Saturday, January 30

Went to Toronto today on the train and bought half a dozen detective magazines. Then I went to a movie theatre and watched a story about a woman who survives a train wreck. She suffers from amnesia, however, and is cared for by a handsome doctor who falls in love with her. The woman tries to remember her former life, but she can’t recall a single hour and so she marries the handsome doctor and goes off to Europe on a honeymoon. Then her memory suddenly returns. This happens while she and the doctor are walking one afternoon in the Luxembourg Gardens in Paris. She sees a small boy playing with a boat by the edge of a pond and her past life comes flooding back to her. She remembers her own son, only six years old when last she saw him,
and a daughter and, of course, another husband. Her life of romance and adventure with the handsome doctor has been shattered by the sight of the little boy and the boat.

In the darkened theatre a hundred or so of us watched this woman’s life unfold. The moving pictures have a life of their own; they draw you in and transport you to another world. When you are watching them, you are scarcely aware of your own existence. Of course, you must deal with all that when you come out of the movie theatre; there you see it again: the soiled snow underfoot, the candy wrapper, the crying child tugged along by its mother.

Tuesday, February 9

Last night I read this in one of the magazines. There were two sisters who lived on a farm in Arkansas. After their mother died of influenza, the father arranged for a neighbour woman to come in to look after the house and the two little girls who were only seven or eight years old at the time. After a while the father began to have relations with this woman. In the night the sisters could hear them in the next room. This went on for several years, and then the father began to bother his daughters, one after the other. In time, a child was born to one of them, but it was so badly deformed that it lasted only a few hours and then was buried in the woods nearby. The father looked after that.

When the sisters were eighteen or nineteen, they murdered their father and the neighbour woman. They killed them one night with an axe while they slept. After the sisters were arrested, there was some dispute about who actually wielded the axe, but it didn’t matter to the authorities. Both sisters were electrocuted. For the longest time, I lay awake thinking of the horror of that night in Arkansas: the sisters making their way towards the sleepers, the first blow from the axe, the half-awakened cries, the second blow severing life. The mess of it all: the blood-soaked bedclothes and splattered walls.

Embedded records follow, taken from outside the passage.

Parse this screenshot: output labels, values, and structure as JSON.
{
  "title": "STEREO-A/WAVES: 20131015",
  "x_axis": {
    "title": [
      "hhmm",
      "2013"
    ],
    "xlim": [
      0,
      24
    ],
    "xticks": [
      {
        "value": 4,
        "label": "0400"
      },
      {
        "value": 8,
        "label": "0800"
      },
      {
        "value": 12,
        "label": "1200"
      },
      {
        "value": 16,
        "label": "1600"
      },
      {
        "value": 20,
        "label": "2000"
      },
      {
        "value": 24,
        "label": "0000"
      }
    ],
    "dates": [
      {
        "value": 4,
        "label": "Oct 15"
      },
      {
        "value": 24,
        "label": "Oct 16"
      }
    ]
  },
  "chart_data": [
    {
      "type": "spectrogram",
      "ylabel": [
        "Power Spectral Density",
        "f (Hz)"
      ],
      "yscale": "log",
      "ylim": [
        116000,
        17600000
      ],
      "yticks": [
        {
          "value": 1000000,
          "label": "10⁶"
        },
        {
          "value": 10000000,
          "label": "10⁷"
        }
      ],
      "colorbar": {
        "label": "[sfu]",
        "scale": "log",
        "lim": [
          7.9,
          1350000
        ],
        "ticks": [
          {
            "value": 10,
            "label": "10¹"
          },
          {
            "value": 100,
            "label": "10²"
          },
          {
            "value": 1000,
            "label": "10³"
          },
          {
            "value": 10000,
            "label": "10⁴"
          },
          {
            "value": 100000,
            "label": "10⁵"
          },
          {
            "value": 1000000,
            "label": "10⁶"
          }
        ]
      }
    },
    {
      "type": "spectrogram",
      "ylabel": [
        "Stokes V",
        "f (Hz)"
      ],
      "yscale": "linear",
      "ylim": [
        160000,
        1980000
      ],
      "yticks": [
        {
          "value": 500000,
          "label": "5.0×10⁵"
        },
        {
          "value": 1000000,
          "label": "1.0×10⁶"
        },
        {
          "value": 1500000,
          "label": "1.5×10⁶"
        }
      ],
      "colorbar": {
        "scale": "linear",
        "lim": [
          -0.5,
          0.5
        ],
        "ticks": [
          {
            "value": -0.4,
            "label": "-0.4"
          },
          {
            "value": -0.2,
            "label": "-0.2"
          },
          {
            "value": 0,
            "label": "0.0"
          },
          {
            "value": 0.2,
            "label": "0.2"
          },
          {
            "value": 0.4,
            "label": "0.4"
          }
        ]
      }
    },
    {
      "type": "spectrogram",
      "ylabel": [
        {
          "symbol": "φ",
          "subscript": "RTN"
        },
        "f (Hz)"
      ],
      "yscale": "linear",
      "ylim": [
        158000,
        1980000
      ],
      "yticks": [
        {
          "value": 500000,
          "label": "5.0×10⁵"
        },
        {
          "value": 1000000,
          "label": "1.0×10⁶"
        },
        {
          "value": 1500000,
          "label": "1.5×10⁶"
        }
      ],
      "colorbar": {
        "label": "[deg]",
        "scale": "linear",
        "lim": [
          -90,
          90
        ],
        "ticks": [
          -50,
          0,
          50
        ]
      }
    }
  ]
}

The sisters dragged the bodies to the farmyard for burial. Their
father weighed over two hundred and fifty pounds and the neighbour woman was also immense. Shovelling dirt over the bodies behind the barn and then cleaning everything up and going to bed. Or maybe they sat at the kitchen table and drank some coffee. Sat there in silence until daybreak. It happened while the rest of us went about our lives. It is happening now somewhere.